When Joshua Myers attended Howard University as a student in the School of Business, he found a community for himself as a member of the Kwame Ture Society for Africana Studies (KTS). Thirteen years later, Myers is now an associate professor of Africana Studies in the Afro-American Studies department at Howard teaching alongside his former professors and continuing to carry on the legacy of KTS.
Myers released his latest book, “Of Black Study,” Jan. 20. He celebrated the release with a two-part book launch sponsored by local bookstore Sankofa: Video, Books & Cafe.
Part one of the launch took place in the Undergraduate Library on Jan. 19 and was hosted in partnership with KTS, a student organization that seeks to create spaces focused on “African memory and intellectual thought,” and the department of Afro-American Studies. The second launch took place and was live-streamed at Sankofa on Jan. 21.
Originally, Myers hoped the event would take place in Founders, the preferred meeting location for KTS when Myers was a student. However, the event was moved to the Multipurpose Room in UGL. Guests were also treated to dinner provided by food services company Sodexo.
Rather than have a book launch with the author as the central figure, Myers instead chose four graduate and Ph.D. students to give their thoughts on “Of Black Study” during a panel discussion moderated by Howard alum and American University professor Natalie Hopkinson.
Howard English Ph.D. student Austin Anderson was the first to give his opinion of the book, focusing on Myers’ critique of academic institutions in its attempt to regulate radical scholars.
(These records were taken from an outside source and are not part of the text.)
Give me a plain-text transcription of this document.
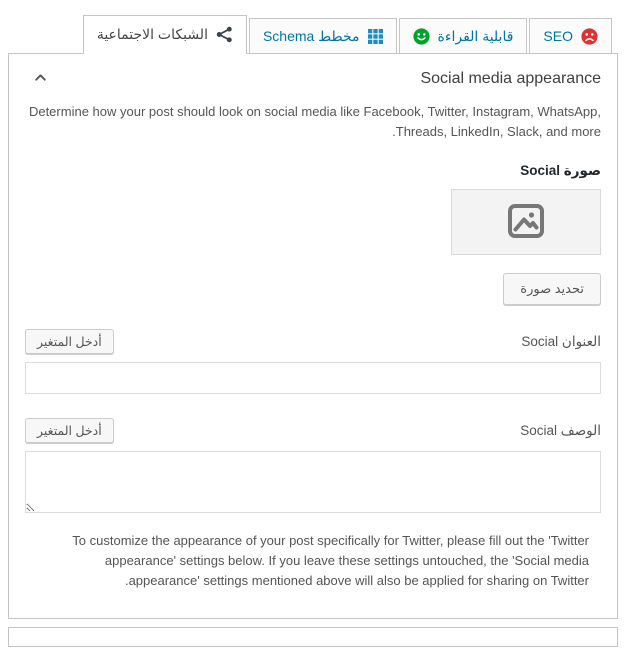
SEO
قابلية القراءة
مخطط Schema
الشبكات الاجتماعية
Social media appearance

Determine how your post should look on social media like Facebook, Twitter, Instagram, WhatsApp, Threads, LinkedIn, Slack, and more.

صورة Social
تحديد صورة
العنوان Social
أدخل المتغير
الوصف Social
أدخل المتغير

To customize the appearance of your post specifically for Twitter, please fill out the 'Twitter appearance' settings below. If you leave these settings untouched, the 'Social media appearance' settings mentioned above will also be applied for sharing on Twitter.
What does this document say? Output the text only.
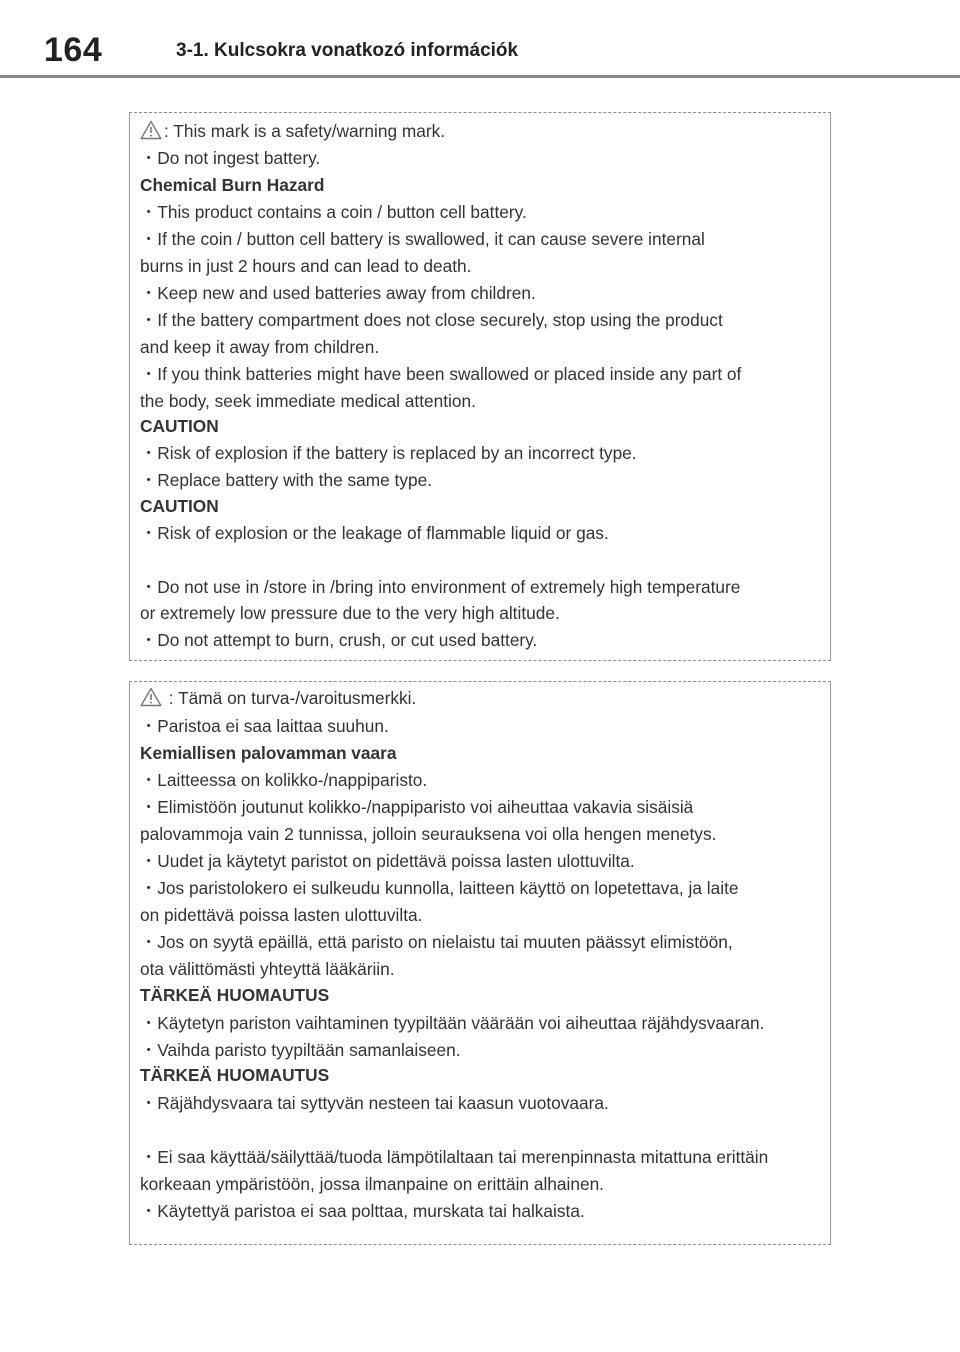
164	3-1. Kulcsokra vonatkozó információk
: This mark is a safety/warning mark.
・Do not ingest battery.
Chemical Burn Hazard
・This product contains a coin / button cell battery.
・If the coin / button cell battery is swallowed, it can cause severe internal
burns in just 2 hours and can lead to death.
・Keep new and used batteries away from children.
・If the battery compartment does not close securely, stop using the product
and keep it away from children.
・If you think batteries might have been swallowed or placed inside any part of
the body, seek immediate medical attention.
CAUTION
・Risk of explosion if the battery is replaced by an incorrect type.
・Replace battery with the same type.
CAUTION
・Risk of explosion or the leakage of flammable liquid or gas.
・Do not use in /store in /bring into environment of extremely high temperature
or extremely low pressure due to the very high altitude.
・Do not attempt to burn, crush, or cut used battery.
: Tämä on turva-/varoitusmerkki.
・Paristoa ei saa laittaa suuhun.
Kemiallisen palovamman vaara
・Laitteessa on kolikko-/nappiparisto.
・Elimistöön joutunut kolikko-/nappiparisto voi aiheuttaa vakavia sisäisiä
palovammoja vain 2 tunnissa, jolloin seurauksena voi olla hengen menetys.
・Uudet ja käytetyt paristot on pidettävä poissa lasten ulottuvilta.
・Jos paristolokero ei sulkeudu kunnolla, laitteen käyttö on lopetettava, ja laite
on pidettävä poissa lasten ulottuvilta.
・Jos on syytä epäillä, että paristo on nielaistu tai muuten päässyt elimistöön,
ota välittömästi yhteyttä lääkäriin.
TÄRKEÄ HUOMAUTUS
・Käytetyn pariston vaihtaminen tyypiltään väärään voi aiheuttaa räjähdysvaaran.
・Vaihda paristo tyypiltään samanlaiseen.
TÄRKEÄ HUOMAUTUS
・Räjähdysvaara tai syttyvän nesteen tai kaasun vuotovaara.
・Ei saa käyttää/säilyttää/tuoda lämpötilaltaan tai merenpinnasta mitattuna erittäin
korkeaan ympäristöön, jossa ilmanpaine on erittäin alhainen.
・Käytettyä paristoa ei saa polttaa, murskata tai halkaista.
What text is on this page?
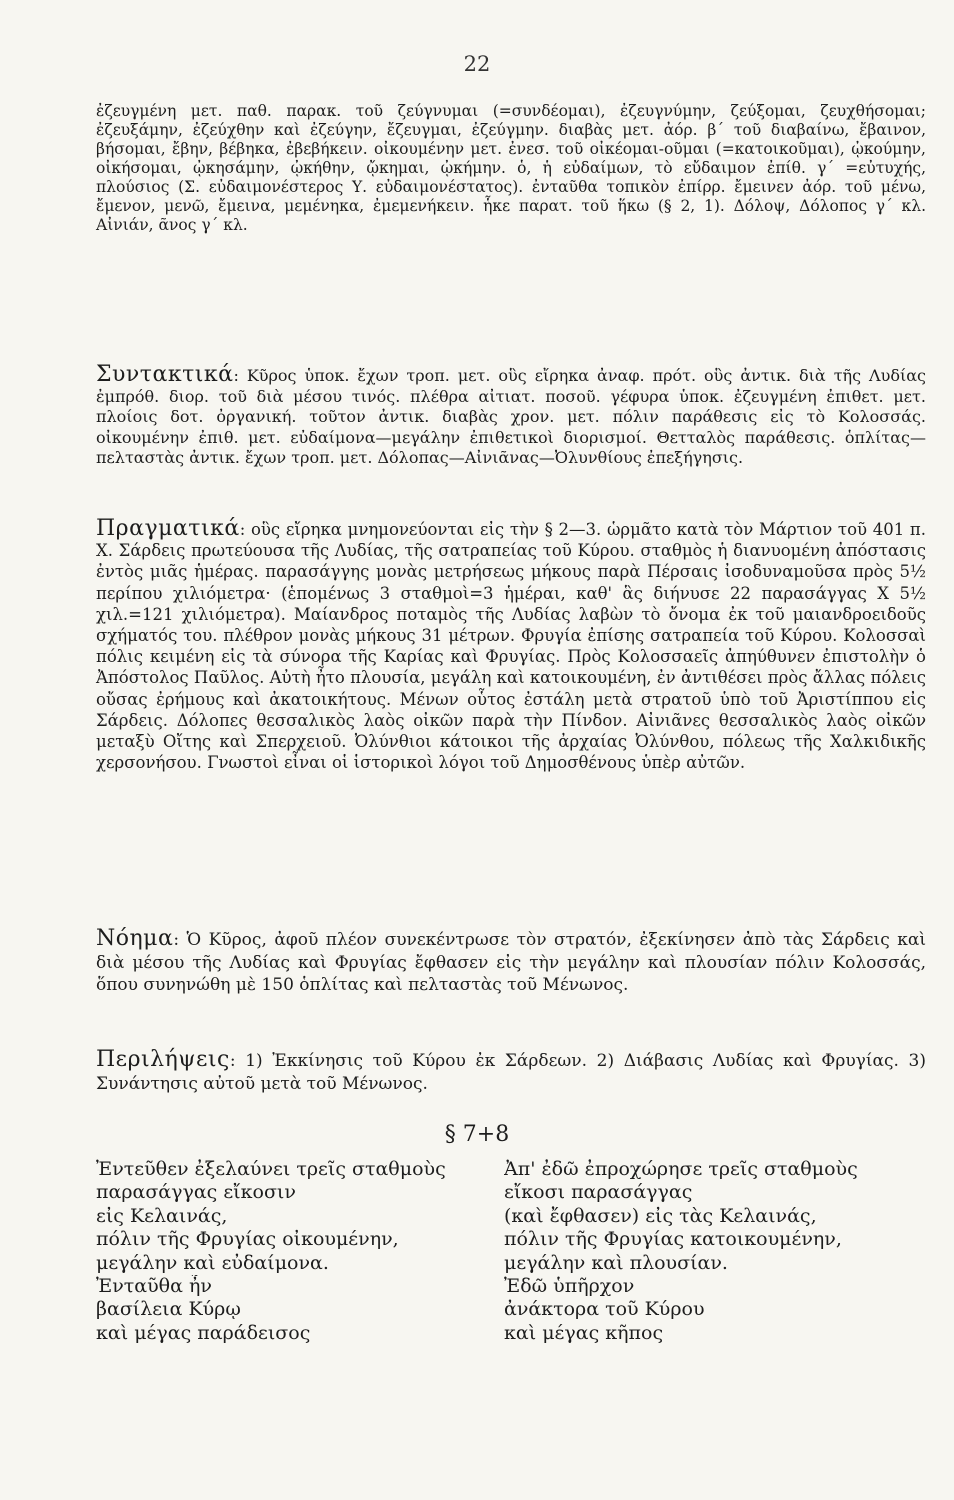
22

ἐζευγμένη μετ. παθ. παρακ. τοῦ ζεύγνυμαι (=συνδέομαι), ἐζευγνύμην, ζεύξομαι, ζευχθήσομαι; ἐζευξάμην, ἐζεύχθην καὶ ἐζεύγην, ἔζευγμαι, ἐζεύγμην. διαβὰς μετ. ἀόρ. β΄ τοῦ διαβαίνω, ἔβαινον, βήσομαι, ἔβην, βέβηκα, ἐβεβήκειν. οἰκουμένην μετ. ἐνεσ. τοῦ οἰκέομαι-οῦμαι (=κατοικοῦμαι), ᾠκούμην, οἰκήσομαι, ᾠκησάμην, ᾠκήθην, ᾤκημαι, ᾠκήμην. ὁ, ἡ εὐδαίμων, τὸ εὔδαιμον ἐπίθ. γ΄ =εὐτυχής, πλούσιος (Σ. εὐδαιμονέστερος Υ. εὐδαιμονέστατος). ἐνταῦθα τοπικὸν ἐπίρρ. ἔμεινεν ἀόρ. τοῦ μένω, ἔμενον, μενῶ, ἔμεινα, μεμένηκα, ἐμεμενήκειν. ἧκε παρατ. τοῦ ἥκω (§ 2, 1). Δόλοψ, Δόλοπος γ΄ κλ. Αἰνιάν, ᾶνος γ΄ κλ.

Συντακτικά: Κῦρος ὑποκ. ἔχων τροπ. μετ. οὓς εἴρηκα ἀναφ. πρότ. οὓς ἀντικ. διὰ τῆς Λυδίας ἐμπρόθ. διορ. τοῦ διὰ μέσου τινός. πλέθρα αἰτιατ. ποσοῦ. γέφυρα ὑποκ. ἐζευγμένη ἐπιθετ. μετ. πλοίοις δοτ. ὀργανική. τοῦτον ἀντικ. διαβὰς χρον. μετ. πόλιν παράθεσις εἰς τὸ Κολοσσάς. οἰκουμένην ἐπιθ. μετ. εὐδαίμονα—μεγάλην ἐπιθετικοὶ διορισμοί. Θετταλὸς παράθεσις. ὁπλίτας—πελταστὰς ἀντικ. ἔχων τροπ. μετ. Δόλοπας—Αἰνιᾶνας—Ὀλυνθίους ἐπεξήγησις.

Πραγματικά: οὓς εἴρηκα μνημονεύονται εἰς τὴν § 2—3. ὡρμᾶτο κατὰ τὸν Μάρτιον τοῦ 401 π. Χ. Σάρδεις πρωτεύουσα τῆς Λυδίας, τῆς σατραπείας τοῦ Κύρου. σταθμὸς ἡ διανυομένη ἀπόστασις ἐντὸς μιᾶς ἡμέρας. παρασάγγης μονὰς μετρήσεως μήκους παρὰ Πέρσαις ἰσοδυναμοῦσα πρὸς 5½ περίπου χιλιόμετρα· (ἑπομένως 3 σταθμοὶ=3 ἡμέραι, καθ' ἃς διήνυσε 22 παρασάγγας X 5½ χιλ.=121 χιλιόμετρα). Μαίανδρος ποταμὸς τῆς Λυδίας λαβὼν τὸ ὄνομα ἐκ τοῦ μαιανδροειδοῦς σχήματός του. πλέθρον μονὰς μήκους 31 μέτρων. Φρυγία ἐπίσης σατραπεία τοῦ Κύρου. Κολοσσαὶ πόλις κειμένη εἰς τὰ σύνορα τῆς Καρίας καὶ Φρυγίας. Πρὸς Κολοσσαεῖς ἀπηύθυνεν ἐπιστολὴν ὁ Ἀπόστολος Παῦλος. Αὐτὴ ἦτο πλουσία, μεγάλη καὶ κατοικουμένη, ἐν ἀντιθέσει πρὸς ἄλλας πόλεις οὔσας ἐρήμους καὶ ἀκατοικήτους. Μένων οὗτος ἐστάλη μετὰ στρατοῦ ὑπὸ τοῦ Ἀριστίππου εἰς Σάρδεις. Δόλοπες θεσσαλικὸς λαὸς οἰκῶν παρὰ τὴν Πίνδον. Αἰνιᾶνες θεσσαλικὸς λαὸς οἰκῶν μεταξὺ Οἴτης καὶ Σπερχειοῦ. Ὀλύνθιοι κάτοικοι τῆς ἀρχαίας Ὀλύνθου, πόλεως τῆς Χαλκιδικῆς χερσονήσου. Γνωστοὶ εἶναι οἱ ἱστορικοὶ λόγοι τοῦ Δημοσθένους ὑπὲρ αὐτῶν.

Νόημα: Ὁ Κῦρος, ἀφοῦ πλέον συνεκέντρωσε τὸν στρατόν, ἐξεκίνησεν ἀπὸ τὰς Σάρδεις καὶ διὰ μέσου τῆς Λυδίας καὶ Φρυγίας ἔφθασεν εἰς τὴν μεγάλην καὶ πλουσίαν πόλιν Κολοσσάς, ὅπου συνηνώθη μὲ 150 ὁπλίτας καὶ πελταστὰς τοῦ Μένωνος.

Περιλήψεις: 1) Ἐκκίνησις τοῦ Κύρου ἐκ Σάρδεων. 2) Διάβασις Λυδίας καὶ Φρυγίας. 3) Συνάντησις αὐτοῦ μετὰ τοῦ Μένωνος.

§ 7+8
Ἐντεῦθεν ἐξελαύνει τρεῖς σταθμοὺς	Ἀπ' ἐδῶ ἐπροχώρησε τρεῖς σταθμοὺς
παρασάγγας εἴκοσιν	εἴκοσι παρασάγγας
εἰς Κελαινάς,	(καὶ ἔφθασεν) εἰς τὰς Κελαινάς,
πόλιν τῆς Φρυγίας οἰκουμένην,	πόλιν τῆς Φρυγίας κατοικουμένην,
μεγάλην καὶ εὐδαίμονα.	μεγάλην καὶ πλουσίαν.
Ἐνταῦθα ἦν	Ἐδῶ ὑπῆρχον
βασίλεια Κύρῳ	ἀνάκτορα τοῦ Κύρου
καὶ μέγας παράδεισος	καὶ μέγας κῆπος
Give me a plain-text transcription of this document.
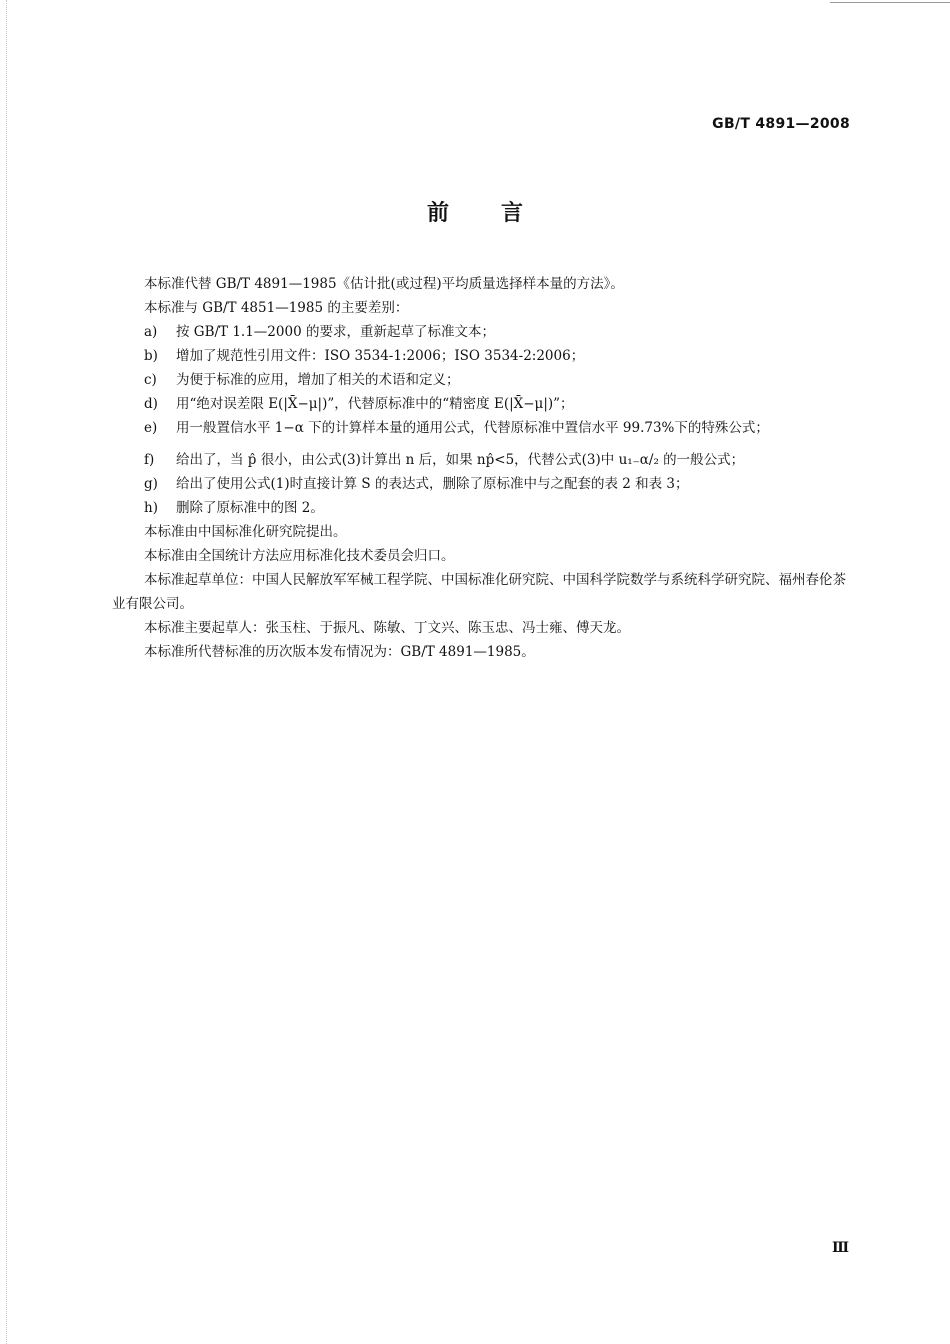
GB/T 4891—2008
前言

本标准代替 GB/T 4891—1985《估计批(或过程)平均质量选择样本量的方法》。

本标准与 GB/T 4851—1985 的主要差别：

a) 按 GB/T 1.1—2000 的要求，重新起草了标准文本；
b) 增加了规范性引用文件：ISO 3534-1:2006；ISO 3534-2:2006；
c) 为便于标准的应用，增加了相关的术语和定义；
d) 用“绝对误差限 E(|X̄−μ|)”，代替原标准中的“精密度 E(|X̄−μ|)”；
e) 用一般置信水平 1−α 下的计算样本量的通用公式，代替原标准中置信水平 99.73%下的特殊公式；
f) 给出了，当 p̂ 很小，由公式(3)计算出 n 后，如果 np̂<5，代替公式(3)中 u₁₋α/₂ 的一般公式；
g) 给出了使用公式(1)时直接计算 S 的表达式，删除了原标准中与之配套的表 2 和表 3；
h) 删除了原标准中的图 2。

本标准由中国标准化研究院提出。

本标准由全国统计方法应用标准化技术委员会归口。

本标准起草单位：中国人民解放军军械工程学院、中国标准化研究院、中国科学院数学与系统科学研究院、福州春伦茶业有限公司。

本标准主要起草人：张玉柱、于振凡、陈敏、丁文兴、陈玉忠、冯士雍、傅天龙。

本标准所代替标准的历次版本发布情况为：GB/T 4891—1985。

Ⅲ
“The overwhelming whiteness of it all is staggering…it affects all,” Anderson said. He then called attention to the conflict between Black scholars and universities, noting how many scholars feel they must “leave our radical views at the door in hopes of getting tenure” or face being punished by their universities for views that were deemed “too radical,” he said.
For Iyelli Ichile, director of the African American Studies Institute at Prince George’s Community College, the historical conflict between radical scholars and universities causes uneasiness when thinking of how her own institution might respond to her radical politics.
She explained, “There is a very proven track record of radical scholars, radical teachers who don’t fit neatly into a discipline, who teach from the perspective of African people, from marginalized people… who are [then] pushed out, who are marginalized, who are undervalued within these traditional African-American institutions.”
The conversation around the restrictions of academia led some to wonder how Myers found the energy to be persistent with his research. Myers explained that it was his belief in community that kept him going, stating “without community, there is no work.”
In Myers’ case, the people in his community extend from his undergraduate Howard experience and have continued to be mentors to him throughout his career.
A 2007 Study Abroad Course with Afro-American professor Greg Carr and Dean of the Graduate School Dana Williams exposed Myers to the work of Black scholars such as Cedric Robinson, who is known by some as one of “the father of Black Studies.”
Carr expressed that it has been “satisfying to see ideas and figures in that genealogy that we introduced Dr. Myers to during his time at Howard form the thrust for his work to date.”
Myers graduated from Howard University School of Business in 2009 with a degree in finance, though he chose to follow in the footsteps of Carr, who also acted as a KTS faculty advisor while Myers was a member, by attending Temple University for a master’s and doctorate in African-American Studies.
Carr would later invite Myers back to the university to teach as an adjunct professor in the department of Afro-American Studies.
Myers considers the opportunity to teach students at his alma mater “a prize.”
“I get to teach Howard students,” he explained. “I get to be in the Howard community. I don’t know if I could do it without that connection.”
Calling KTS the “incubator for thinking about the Black experience,” Myers dedicated “Of Black Study” to the past, present and future members of the society and is currently still involved with the organization on campus.
Junior communications major Jy’Mir Starks from Crescent, South Carolina, credits Myers with introducing him and his friends to the organization. “KTS did nothing short of save me,” Starks said, noting that some might find the statement dramatic. “This is the class I assumed I would have here at Howard University,” he added.
Joseph Sturgeon III, a history major from Fort Lauderdale, Florida, echoed a similar thought saying, “I feel like coming to an HBCU like Howard, you expect there to be this liberatory energy emanating from the campus..but you don’t really get that energy from the campus – you get it from grittier spaces like KTS.”
Starks and Sturgeon, along with KTS members Solomon Brooks and Folly Kouevi represented the organization during the opening remarks.
According to Myers, Black Studies can best be understood as “invoking the notion that we’re educating ourselves to free ourselves from oppression.” Black Studies, sometimes called Africana Studies, was created during the Black Power Movement of the 1960s. It differs from the discipline of African Studies, a discipline that historically uplifts neo-colonialist ideals while deemphasizing African thought and knowledge.
Both disciplines exist at Howard, however, the Afro-American Studies department is a product of the 1968 Howard student protest that demanded courses based on African-American history and culture.